INGREDIENTS 15 SERVINGS
- 1/4 cup (50 milliliters) plain breadcrumbs
- 2 tablespoons (30 milliliters) fresh lime juice
- 1 tablespoon (15 milliliters) Red Curry Paste
- 1 tablespoon (15 milliliters) Roasted Red Chili Paste
- 1 teaspoon (5 milliliters) Garlic Powder
- 1 teaspoon (5 milliliters) Organic Ground Ginger
- 1 pound (500 grams) lean ground chicken or ground turkey
- 1 cup (250 milliliters) Sweet Red Chili Sauce
- 1 Preheat oven to 350°F (175°C). In large bowl, mix breadcrumbs, lime juice, curry paste, chili paste, garlic powder and ground ginger until well blended. Add chicken; mix well.
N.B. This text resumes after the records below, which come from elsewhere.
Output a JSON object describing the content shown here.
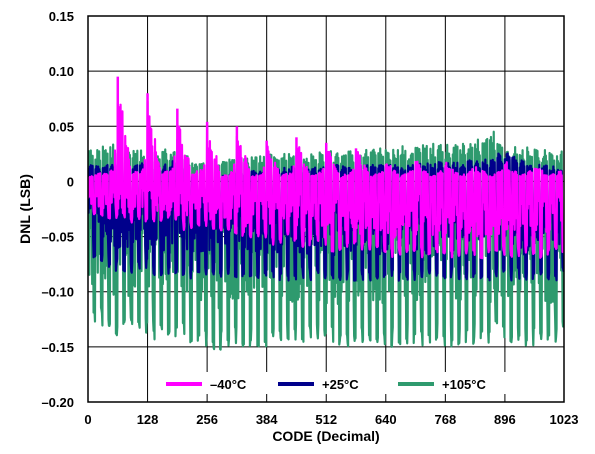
{
  "chart_data": {
    "type": "line",
    "title": "",
    "xlabel": "CODE (Decimal)",
    "ylabel": "DNL (LSB)",
    "xlim": [
      0,
      1023
    ],
    "ylim": [
      -0.2,
      0.15
    ],
    "xticks": [
      0,
      128,
      256,
      384,
      512,
      640,
      768,
      896,
      1023
    ],
    "xtick_labels": [
      "0",
      "128",
      "256",
      "384",
      "512",
      "640",
      "768",
      "896",
      "1023"
    ],
    "yticks": [
      0.15,
      0.1,
      0.05,
      0,
      -0.05,
      -0.1,
      -0.15,
      -0.2
    ],
    "ytick_labels": [
      "0.15",
      "0.10",
      "0.05",
      "0",
      "–0.05",
      "–0.10",
      "–0.15",
      "–0.20"
    ],
    "grid": true,
    "legend_position": "bottom-center",
    "series": [
      {
        "name": "–40°C",
        "color": "#ff00ff",
        "x": [
          0,
          16,
          32,
          48,
          56,
          64,
          80,
          96,
          112,
          120,
          128,
          144,
          160,
          176,
          184,
          192,
          208,
          224,
          240,
          248,
          256,
          272,
          288,
          304,
          312,
          320,
          336,
          352,
          368,
          376,
          384,
          400,
          416,
          432,
          440,
          448,
          464,
          480,
          496,
          504,
          512,
          528,
          544,
          560,
          568,
          576,
          592,
          608,
          624,
          632,
          640,
          656,
          672,
          688,
          696,
          704,
          720,
          736,
          752,
          760,
          768,
          784,
          800,
          816,
          824,
          832,
          848,
          864,
          880,
          888,
          896,
          912,
          928,
          944,
          952,
          960,
          976,
          992,
          1008,
          1016,
          1023
        ],
        "y": [
          0.005,
          -0.03,
          0.008,
          -0.035,
          0.012,
          0.095,
          -0.04,
          0.008,
          -0.035,
          0.012,
          0.08,
          -0.04,
          0.008,
          -0.035,
          0.012,
          0.066,
          -0.045,
          0.008,
          -0.04,
          0.012,
          0.054,
          -0.05,
          0.005,
          -0.045,
          0.01,
          0.05,
          -0.055,
          0.005,
          -0.05,
          0.01,
          0.037,
          -0.06,
          0.005,
          -0.05,
          0.01,
          0.04,
          -0.06,
          0.005,
          -0.055,
          0.01,
          0.035,
          -0.065,
          0.005,
          -0.06,
          0.01,
          0.03,
          -0.065,
          0.005,
          -0.06,
          0.01,
          0.02,
          -0.07,
          0.005,
          -0.065,
          0.01,
          0.02,
          -0.07,
          0.005,
          -0.065,
          0.01,
          0.018,
          -0.07,
          0.005,
          -0.065,
          0.01,
          0.015,
          -0.07,
          0.005,
          -0.065,
          0.01,
          0.02,
          -0.07,
          0.005,
          -0.065,
          0.01,
          0.015,
          -0.07,
          0.005,
          -0.065,
          0.01,
          0.0
        ]
      },
      {
        "name": "+25°C",
        "color": "#00008b",
        "x": [
          0,
          16,
          32,
          48,
          64,
          80,
          96,
          112,
          128,
          144,
          160,
          176,
          192,
          208,
          224,
          240,
          256,
          272,
          288,
          304,
          320,
          336,
          352,
          368,
          384,
          400,
          416,
          432,
          448,
          464,
          480,
          496,
          512,
          528,
          544,
          560,
          576,
          592,
          608,
          624,
          640,
          656,
          672,
          688,
          704,
          720,
          736,
          752,
          768,
          784,
          800,
          816,
          832,
          848,
          864,
          880,
          896,
          912,
          928,
          944,
          960,
          976,
          992,
          1008,
          1023
        ],
        "y": [
          0.015,
          -0.07,
          0.015,
          -0.08,
          0.02,
          -0.085,
          0.015,
          -0.08,
          0.02,
          -0.085,
          0.015,
          -0.085,
          0.02,
          -0.09,
          0.005,
          -0.085,
          0.0,
          -0.09,
          0.005,
          -0.085,
          0.01,
          -0.09,
          0.01,
          -0.09,
          0.012,
          -0.09,
          0.012,
          -0.09,
          0.015,
          -0.09,
          0.012,
          -0.09,
          0.015,
          -0.09,
          0.015,
          -0.09,
          0.015,
          -0.09,
          0.015,
          -0.09,
          0.015,
          -0.09,
          0.015,
          -0.09,
          0.015,
          -0.09,
          0.018,
          -0.09,
          0.018,
          -0.09,
          0.018,
          -0.09,
          0.02,
          -0.09,
          0.02,
          -0.09,
          0.03,
          -0.09,
          0.02,
          -0.09,
          0.015,
          -0.09,
          0.015,
          -0.09,
          0.01
        ]
      },
      {
        "name": "+105°C",
        "color": "#2e9a6e",
        "x": [
          0,
          16,
          32,
          48,
          64,
          80,
          96,
          112,
          128,
          144,
          160,
          176,
          192,
          208,
          224,
          240,
          256,
          272,
          288,
          304,
          320,
          336,
          352,
          368,
          384,
          400,
          416,
          432,
          448,
          464,
          480,
          496,
          512,
          528,
          544,
          560,
          576,
          592,
          608,
          624,
          640,
          656,
          672,
          688,
          704,
          720,
          736,
          752,
          768,
          784,
          800,
          816,
          832,
          848,
          864,
          880,
          896,
          912,
          928,
          944,
          960,
          976,
          992,
          1008,
          1023
        ],
        "y": [
          0.03,
          -0.13,
          0.032,
          -0.14,
          0.035,
          -0.145,
          0.03,
          -0.14,
          0.032,
          -0.145,
          0.03,
          -0.14,
          0.03,
          -0.145,
          0.02,
          -0.15,
          0.018,
          -0.155,
          0.02,
          -0.15,
          0.02,
          -0.15,
          0.022,
          -0.15,
          0.025,
          -0.15,
          0.025,
          -0.148,
          0.025,
          -0.15,
          0.025,
          -0.15,
          0.028,
          -0.15,
          0.028,
          -0.15,
          0.028,
          -0.148,
          0.03,
          -0.15,
          0.03,
          -0.15,
          0.032,
          -0.148,
          0.032,
          -0.15,
          0.035,
          -0.148,
          0.035,
          -0.15,
          0.035,
          -0.148,
          0.038,
          -0.15,
          0.05,
          -0.145,
          0.035,
          -0.148,
          0.032,
          -0.15,
          0.03,
          -0.15,
          0.028,
          -0.145,
          0.028
        ]
      }
    ]
  }
}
- 2 Shape into 1-inch (2.5cm) meatballs. Arrange meatballs in 15x10x1-inch (38x24x2.5) baking pan.
- 3 Bake 15 to 20 minutes or until internal temperature reaches 165°F (74°C). Drain if needed. Toss meatballs and chili sauce in large bowl. Serve.
- 4 Tangy Thai Meatballs: Prepare as directed, using lean ground beef in place of the ground chicken.